As cerca de 200 famílias que estão no assentamento Milton Santos, em Americana (SP), podem continuar em suas casas. A Justiça Federal em São Paulo determinou que a terra onde está o assentamento é do Instituto Nacional do Seguro Social (INSS), que não figurou no polo passivo da ação e, por isso, a terra não pode ser devolvida à empresa Usina Ester, que pleiteava a proprieade. Sendo assim, não pode haver reintegração de posse. A decisão foi publicada no dia 16 de maio, encerrando um capítulo de uma discussão judicial que se arrasta há mais de 40 anos.
Os últimos episódios dizem respeito à posse do terreno, hoje chamado Sítio Boa Vista. Em 2005, quando o Instituto Nacional de Colonização e Reforma Agrária (Incra) começou a ocupar o sítio, tinha a intenção de fazer um programa de assentamento social autossustentável, a que deu o nome de Milton Santos. Mas percebeu que a sucroalcooleira Usina Ester estava no local, e ajuizou a ação de reintegração de posse.

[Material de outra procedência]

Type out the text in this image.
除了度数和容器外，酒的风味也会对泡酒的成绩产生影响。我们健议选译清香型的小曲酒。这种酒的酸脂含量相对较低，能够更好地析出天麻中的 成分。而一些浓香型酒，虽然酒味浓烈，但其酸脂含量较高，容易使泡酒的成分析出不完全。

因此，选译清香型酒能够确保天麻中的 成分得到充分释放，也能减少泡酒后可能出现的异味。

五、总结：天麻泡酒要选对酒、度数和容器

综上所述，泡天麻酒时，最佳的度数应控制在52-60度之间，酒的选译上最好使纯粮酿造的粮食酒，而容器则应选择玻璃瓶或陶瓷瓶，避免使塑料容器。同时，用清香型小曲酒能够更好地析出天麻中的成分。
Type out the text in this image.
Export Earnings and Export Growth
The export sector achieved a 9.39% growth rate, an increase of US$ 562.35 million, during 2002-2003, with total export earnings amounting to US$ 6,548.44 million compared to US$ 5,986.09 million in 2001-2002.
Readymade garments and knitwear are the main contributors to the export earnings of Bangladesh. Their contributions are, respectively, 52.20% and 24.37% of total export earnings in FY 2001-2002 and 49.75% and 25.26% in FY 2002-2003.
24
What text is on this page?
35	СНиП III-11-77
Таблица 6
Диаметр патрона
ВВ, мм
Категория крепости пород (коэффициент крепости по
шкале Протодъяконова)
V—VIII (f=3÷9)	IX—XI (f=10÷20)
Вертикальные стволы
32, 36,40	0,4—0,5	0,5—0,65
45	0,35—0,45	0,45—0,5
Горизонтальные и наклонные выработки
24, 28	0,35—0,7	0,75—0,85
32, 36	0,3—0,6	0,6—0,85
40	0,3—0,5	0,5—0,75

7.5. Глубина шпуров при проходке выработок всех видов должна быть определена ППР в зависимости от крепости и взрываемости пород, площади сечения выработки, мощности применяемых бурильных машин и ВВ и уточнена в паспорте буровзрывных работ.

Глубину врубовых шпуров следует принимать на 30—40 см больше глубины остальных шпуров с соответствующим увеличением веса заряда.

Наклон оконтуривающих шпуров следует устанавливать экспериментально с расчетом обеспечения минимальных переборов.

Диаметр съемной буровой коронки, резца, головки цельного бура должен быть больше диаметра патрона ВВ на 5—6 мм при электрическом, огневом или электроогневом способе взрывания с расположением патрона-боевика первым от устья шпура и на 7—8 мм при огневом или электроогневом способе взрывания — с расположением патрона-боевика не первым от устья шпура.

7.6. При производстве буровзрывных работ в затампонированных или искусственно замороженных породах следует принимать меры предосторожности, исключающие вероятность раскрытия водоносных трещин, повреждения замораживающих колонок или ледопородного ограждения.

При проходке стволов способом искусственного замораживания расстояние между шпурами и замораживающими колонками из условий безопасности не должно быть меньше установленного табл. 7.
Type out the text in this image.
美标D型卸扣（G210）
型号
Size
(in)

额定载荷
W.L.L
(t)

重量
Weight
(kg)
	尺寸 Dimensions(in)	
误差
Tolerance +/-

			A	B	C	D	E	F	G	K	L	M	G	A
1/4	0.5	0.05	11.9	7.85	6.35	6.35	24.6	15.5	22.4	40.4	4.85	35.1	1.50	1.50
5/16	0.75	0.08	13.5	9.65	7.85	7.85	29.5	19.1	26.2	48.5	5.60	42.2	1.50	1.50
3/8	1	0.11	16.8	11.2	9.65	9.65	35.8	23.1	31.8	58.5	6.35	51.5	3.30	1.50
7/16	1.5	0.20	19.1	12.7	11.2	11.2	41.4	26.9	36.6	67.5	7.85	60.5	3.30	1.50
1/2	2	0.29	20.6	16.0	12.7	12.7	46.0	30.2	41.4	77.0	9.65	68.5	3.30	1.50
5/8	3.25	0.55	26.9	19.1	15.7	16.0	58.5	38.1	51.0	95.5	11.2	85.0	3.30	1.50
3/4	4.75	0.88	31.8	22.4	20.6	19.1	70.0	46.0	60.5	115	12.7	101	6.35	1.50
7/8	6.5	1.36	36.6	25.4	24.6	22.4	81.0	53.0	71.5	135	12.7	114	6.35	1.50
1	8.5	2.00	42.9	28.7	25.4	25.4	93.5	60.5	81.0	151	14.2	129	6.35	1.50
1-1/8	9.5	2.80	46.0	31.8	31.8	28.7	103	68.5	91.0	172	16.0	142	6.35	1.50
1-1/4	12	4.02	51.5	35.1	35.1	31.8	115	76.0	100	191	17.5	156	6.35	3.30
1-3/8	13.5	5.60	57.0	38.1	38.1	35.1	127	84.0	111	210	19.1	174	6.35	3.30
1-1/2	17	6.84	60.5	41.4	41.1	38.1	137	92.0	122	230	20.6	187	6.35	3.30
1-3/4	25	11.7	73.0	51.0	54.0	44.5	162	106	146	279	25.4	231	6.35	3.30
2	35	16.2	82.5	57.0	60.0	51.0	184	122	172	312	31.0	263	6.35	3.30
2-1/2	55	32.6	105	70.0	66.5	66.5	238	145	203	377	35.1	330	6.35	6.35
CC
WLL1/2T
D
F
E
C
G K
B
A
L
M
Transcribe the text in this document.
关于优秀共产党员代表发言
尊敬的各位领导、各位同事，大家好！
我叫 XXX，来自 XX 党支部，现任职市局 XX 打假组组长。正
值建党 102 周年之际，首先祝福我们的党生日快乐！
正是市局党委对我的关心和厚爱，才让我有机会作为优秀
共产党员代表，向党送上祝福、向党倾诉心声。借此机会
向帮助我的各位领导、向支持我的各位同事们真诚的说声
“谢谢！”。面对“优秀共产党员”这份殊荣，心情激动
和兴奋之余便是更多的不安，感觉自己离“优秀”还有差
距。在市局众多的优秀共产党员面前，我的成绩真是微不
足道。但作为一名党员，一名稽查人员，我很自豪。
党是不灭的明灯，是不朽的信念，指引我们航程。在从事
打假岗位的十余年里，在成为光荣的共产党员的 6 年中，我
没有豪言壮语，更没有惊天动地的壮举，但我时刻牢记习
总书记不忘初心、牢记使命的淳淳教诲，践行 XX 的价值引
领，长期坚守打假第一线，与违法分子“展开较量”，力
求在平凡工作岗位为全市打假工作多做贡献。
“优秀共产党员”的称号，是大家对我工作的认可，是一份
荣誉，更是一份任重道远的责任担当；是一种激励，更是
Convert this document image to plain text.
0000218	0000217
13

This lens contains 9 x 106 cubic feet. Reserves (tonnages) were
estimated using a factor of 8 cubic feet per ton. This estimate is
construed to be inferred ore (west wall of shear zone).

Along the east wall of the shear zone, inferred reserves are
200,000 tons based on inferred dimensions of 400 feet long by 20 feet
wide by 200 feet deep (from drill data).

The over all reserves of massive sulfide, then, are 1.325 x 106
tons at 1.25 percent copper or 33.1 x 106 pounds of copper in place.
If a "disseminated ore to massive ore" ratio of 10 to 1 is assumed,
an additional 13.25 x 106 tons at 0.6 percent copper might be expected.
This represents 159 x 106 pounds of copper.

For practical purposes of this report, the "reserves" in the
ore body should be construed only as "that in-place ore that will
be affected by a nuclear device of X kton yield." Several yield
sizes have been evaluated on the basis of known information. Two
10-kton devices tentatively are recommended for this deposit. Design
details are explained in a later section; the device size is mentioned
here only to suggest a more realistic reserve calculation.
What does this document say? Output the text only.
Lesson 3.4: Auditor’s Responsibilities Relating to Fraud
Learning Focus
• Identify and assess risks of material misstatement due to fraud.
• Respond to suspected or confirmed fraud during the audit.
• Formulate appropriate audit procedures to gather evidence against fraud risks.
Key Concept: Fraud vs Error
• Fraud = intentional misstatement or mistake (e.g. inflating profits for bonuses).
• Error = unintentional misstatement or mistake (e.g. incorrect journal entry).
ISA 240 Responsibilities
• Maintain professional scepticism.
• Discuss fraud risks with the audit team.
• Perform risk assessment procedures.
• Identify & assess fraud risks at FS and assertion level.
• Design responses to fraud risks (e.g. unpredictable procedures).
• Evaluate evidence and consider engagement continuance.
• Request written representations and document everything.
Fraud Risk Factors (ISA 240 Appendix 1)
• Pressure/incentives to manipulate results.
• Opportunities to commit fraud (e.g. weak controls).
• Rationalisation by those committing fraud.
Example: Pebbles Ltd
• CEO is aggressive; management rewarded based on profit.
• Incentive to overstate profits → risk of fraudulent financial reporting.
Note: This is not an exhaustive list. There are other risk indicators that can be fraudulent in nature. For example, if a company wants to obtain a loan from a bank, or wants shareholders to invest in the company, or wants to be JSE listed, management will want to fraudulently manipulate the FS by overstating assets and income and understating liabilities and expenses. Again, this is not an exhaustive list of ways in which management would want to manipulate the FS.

A primeira instância deu uma liminar em favor da autarquia, e a empresa recorreu ao Tribunal Regional Federal da 3ª Região. Depois de uma liminar do relator, desembargador André Nekatschalow, que manteve a propriedade com o Incra, o colegiado cassou a decisão monocrática e determinou a reintegração de posse à Usina Ester.
É aí que a discussão remonta aos anos 70. O terreno pertencia ao Grupo Abdalla, um dos maiores grupos empresariais do país, mas que já não existe mais (a Usina Ester alega que é sucessora do grupo na posse do terreno). Em 1976, o governo federal expropriou o imóvel, com base no Ato Institucional 5/1968, e entregou a posse ao INPS, antiga autarquia da previdência social. No ano seguinte, o INPS passou o terreno ao Iapas, extinta autarquia de pagamentos da previdência.
O INSS nasceu e entrou na história em 1990, quando INPS e Iapas foram fundidos em uma só autarquia previdenciária. Com isso, o terreno passou a ser de posse do INSS. Antes disso, em 1981, o Grupo Abdalla entrou na Justiça pedindo uma indenização à União pela desapropriação do Sítio Boa Vista. Nove anos depois, em outubro de 1990, a Justiça Federal condenou a União a pagar R$ 13,6 milhões ao Abdalla.
Em 2005, o INSS passou o terreno para o nome do Incra, para que pudesse dar início ao seu projeto de desenvolvimento social Milton Santos, ou PDS Milton Santos. A discussão sobre quem é o dono da terra advém dessa reintegração de posse.
Como a decisão do TRF-3 discute se a posse do terreno é do Incra ou da Usina Ester, o INSS entrou com uma Oposição. Alegou que a posse, na verdade, era dele, e o Incra estava apenas ocupando a terra. O pedido foi negado em primeira instância, e o TRF-3 deu nova liminar. Afirmou que há “indícios” de razão ao INSS. A decisão do dia 16 de maio foi uma confirmação dos indícios apontados pelo TRF.
Em decisão interlocutória na ação de reintegração de posse, o juiz federal Maurício Yukikazo Kato escreveu: “Verifico que o INSS não participou da relação processual e, embora esteja sujeito à eficácia natural da sentença, a norma individual e concreta dela originada não lhe é oponível”.
Em outras palavras, o INSS é parte na ação, mas não foi arrolado. Como parte, sofreria os efeitos da decisão. Como não foi arrolado, a restituição do título executivo à Usina Ester, que teria efeitos sobre a propriedade do INSS, não poderia acontecer, já que não participou do processo.